If you're looking to test the parameters for an RSA or ElGamal implementation, well, that's fairly straightforward (assuming you can look at the innards of the implementation, and ask "are these primes drawn from a random distribution, do you get the RSA padding right, are you secure against the relevant side channel attacks, etc). You really do need to know your crypto, but it's not that hard.
On the other hand, if you've devised your own public key cryptosystem, well, that's much harder. Actually, symmetric cryptosystems aren't that much easier; the 'avalanche' test that you alluded to is a very weak test; a cipher can easily pass that with flying colors, and still be very weak.
In both cases, the real test is 'can a clever individual who has access to the ciphertext, possibly some plaintext, and (in the case of public key cryptosystems) the public key find an attack'. That's not an easy question to answer (or so you hope, if there is an easy answer, it's be 'yes, here's this attack').
With public key cryptosytems, the obvious place to start is the 'hard problem' they're based on; why precisely do we think it's hard. For RSA, well, it's the "RSA problem" (typically, people say factoring, however that's not proven to be true); for ElGamal, it's the Diffie-Hellman problem.

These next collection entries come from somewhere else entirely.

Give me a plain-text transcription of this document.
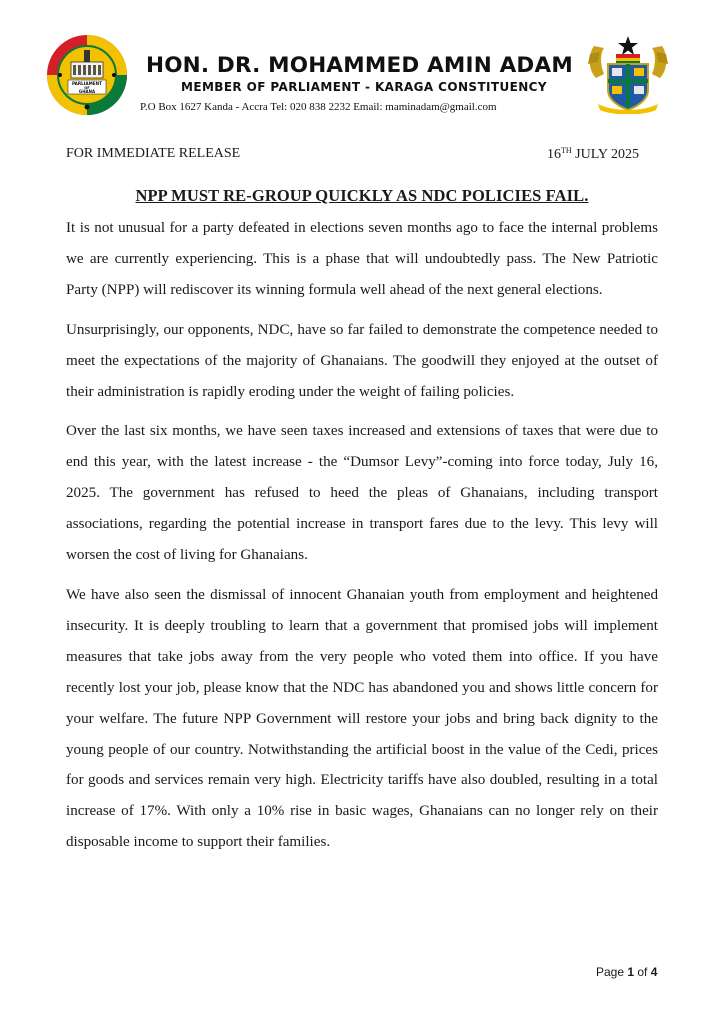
PARLIAMENT
OF
GHANA
HON. DR. MOHAMMED AMIN ADAM
MEMBER OF PARLIAMENT - KARAGA CONSTITUENCY
P.O Box 1627 Kanda - Accra Tel: 020 838 2232 Email: maminadam@gmail.com
FOR IMMEDIATE RELEASE	16TH JULY 2025
NPP MUST RE-GROUP QUICKLY AS NDC POLICIES FAIL.

It is not unusual for a party defeated in elections seven months ago to face the internal problems we are currently experiencing. This is a phase that will undoubtedly pass. The New Patriotic Party (NPP) will rediscover its winning formula well ahead of the next general elections.

Unsurprisingly, our opponents, NDC, have so far failed to demonstrate the competence needed to meet the expectations of the majority of Ghanaians. The goodwill they enjoyed at the outset of their administration is rapidly eroding under the weight of failing policies.

Over the last six months, we have seen taxes increased and extensions of taxes that were due to end this year, with the latest increase - the “Dumsor Levy”-coming into force today, July 16, 2025. The government has refused to heed the pleas of Ghanaians, including transport associations, regarding the potential increase in transport fares due to the levy. This levy will worsen the cost of living for Ghanaians.

We have also seen the dismissal of innocent Ghanaian youth from employment and heightened insecurity. It is deeply troubling to learn that a government that promised jobs will implement measures that take jobs away from the very people who voted them into office. If you have recently lost your job, please know that the NDC has abandoned you and shows little concern for your welfare. The future NPP Government will restore your jobs and bring back dignity to the young people of our country. Notwithstanding the artificial boost in the value of the Cedi, prices for goods and services remain very high. Electricity tariffs have also doubled, resulting in a total increase of 17%. With only a 10% rise in basic wages, Ghanaians can no longer rely on their disposable income to support their families.

Page 1 of 4
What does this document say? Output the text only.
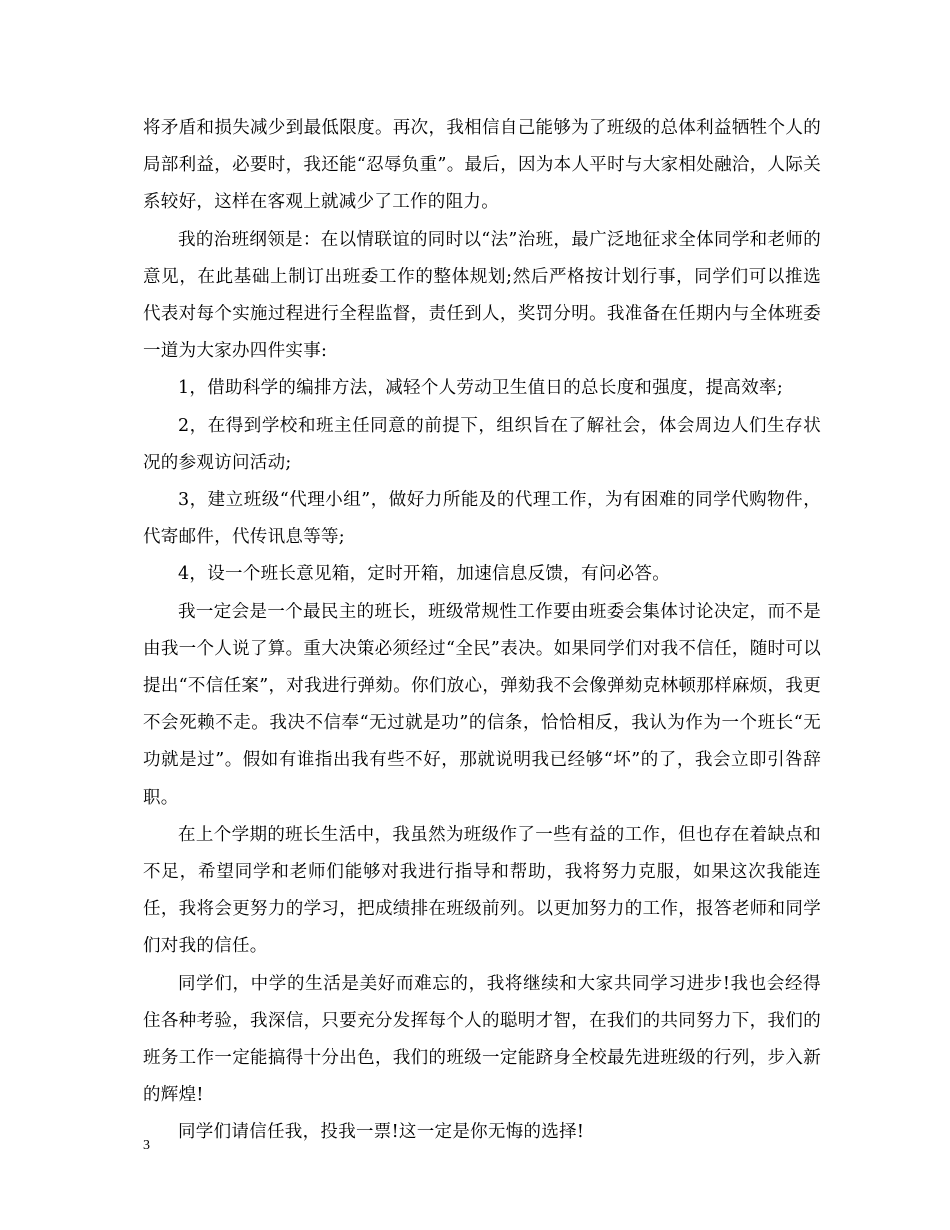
将矛盾和损失减少到最低限度。再次，我相信自己能够为了班级的总体利益牺牲个人的局部利益，必要时，我还能“忍辱负重”。最后，因为本人平时与大家相处融洽，人际关系较好，这样在客观上就减少了工作的阻力。

我的治班纲领是：在以情联谊的同时以“法”治班，最广泛地征求全体同学和老师的意见，在此基础上制订出班委工作的整体规划;然后严格按计划行事，同学们可以推选代表对每个实施过程进行全程监督，责任到人，奖罚分明。我准备在任期内与全体班委一道为大家办四件实事:

1，借助科学的编排方法，减轻个人劳动卫生值日的总长度和强度，提高效率;

2，在得到学校和班主任同意的前提下，组织旨在了解社会，体会周边人们生存状况的参观访问活动;

3，建立班级“代理小组”，做好力所能及的代理工作，为有困难的同学代购物件，代寄邮件，代传讯息等等;

4，设一个班长意见箱，定时开箱，加速信息反馈，有问必答。

我一定会是一个最民主的班长，班级常规性工作要由班委会集体讨论决定，而不是由我一个人说了算。重大决策必须经过“全民”表决。如果同学们对我不信任，随时可以提出“不信任案”，对我进行弹劾。你们放心，弹劾我不会像弹劾克林顿那样麻烦，我更不会死赖不走。我决不信奉“无过就是功”的信条，恰恰相反，我认为作为一个班长“无功就是过”。假如有谁指出我有些不好，那就说明我已经够“坏”的了，我会立即引咎辞职。

在上个学期的班长生活中，我虽然为班级作了一些有益的工作，但也存在着缺点和不足，希望同学和老师们能够对我进行指导和帮助，我将努力克服，如果这次我能连任，我将会更努力的学习，把成绩排在班级前列。以更加努力的工作，报答老师和同学们对我的信任。

同学们，中学的生活是美好而难忘的，我将继续和大家共同学习进步!我也会经得住各种考验，我深信，只要充分发挥每个人的聪明才智，在我们的共同努力下，我们的班务工作一定能搞得十分出色，我们的班级一定能跻身全校最先进班级的行列，步入新的辉煌!

同学们请信任我，投我一票!这一定是你无悔的选择!

3
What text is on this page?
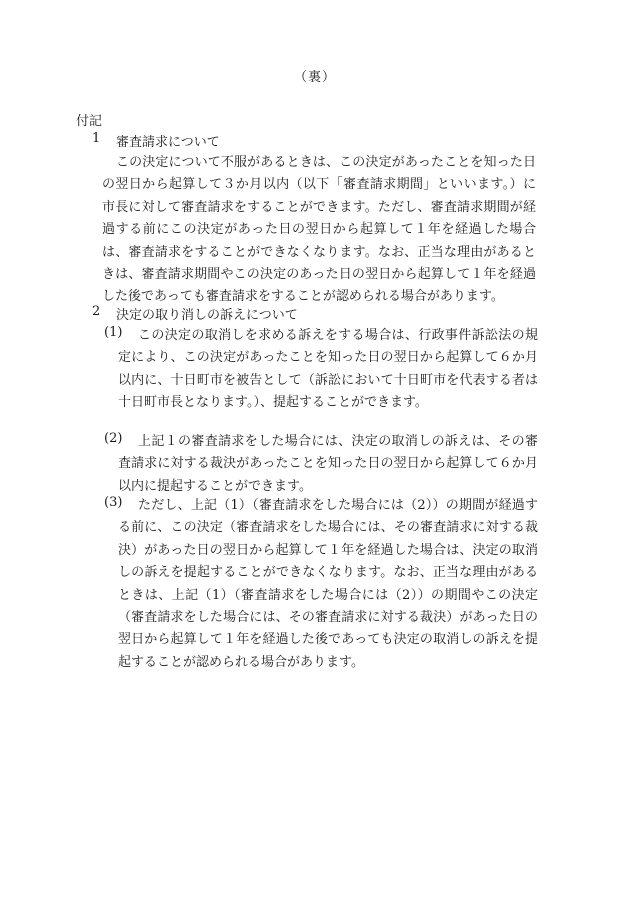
（裏）
付記
1 審査請求について
この決定について不服があるときは、この決定があったことを知った日の翌日から起算して３か月以内（以下「審査請求期間」といいます。）に市長に対して審査請求をすることができます。ただし、審査請求期間が経過する前にこの決定があった日の翌日から起算して１年を経過した場合は、審査請求をすることができなくなります。なお、正当な理由があるときは、審査請求期間やこの決定のあった日の翌日から起算して１年を経過した後であっても審査請求をすることが認められる場合があります。
2 決定の取り消しの訴えについて
(1)	この決定の取消しを求める訴えをする場合は、行政事件訴訟法の規定により、この決定があったことを知った日の翌日から起算して６か月以内に、十日町市を被告として（訴訟において十日町市を代表する者は十日町市長となります。）、提起することができます。
(2)	上記１の審査請求をした場合には、決定の取消しの訴えは、その審査請求に対する裁決があったことを知った日の翌日から起算して６か月以内に提起することができます。
(3)	ただし、上記（1）（審査請求をした場合には（2））の期間が経過する前に、この決定（審査請求をした場合には、その審査請求に対する裁決）があった日の翌日から起算して１年を経過した場合は、決定の取消しの訴えを提起することができなくなります。なお、正当な理由があるときは、上記（1）（審査請求をした場合には（2））の期間やこの決定（審査請求をした場合には、その審査請求に対する裁決）があった日の翌日から起算して１年を経過した後であっても決定の取消しの訴えを提起することが認められる場合があります。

In your case, you need to consider what problem makes it easy (with a public key) to perform in one direction, and hard (with a public key, but not the private) to perform in the other direction.
Issues with the hard problem aren't the only possible way a system can fail (consider RSA with no padding; the RSA problem remains hard, but we can find ways to break the system by taking advantage of the homomorphic properties of raw RSA); however it's the obvious place to start.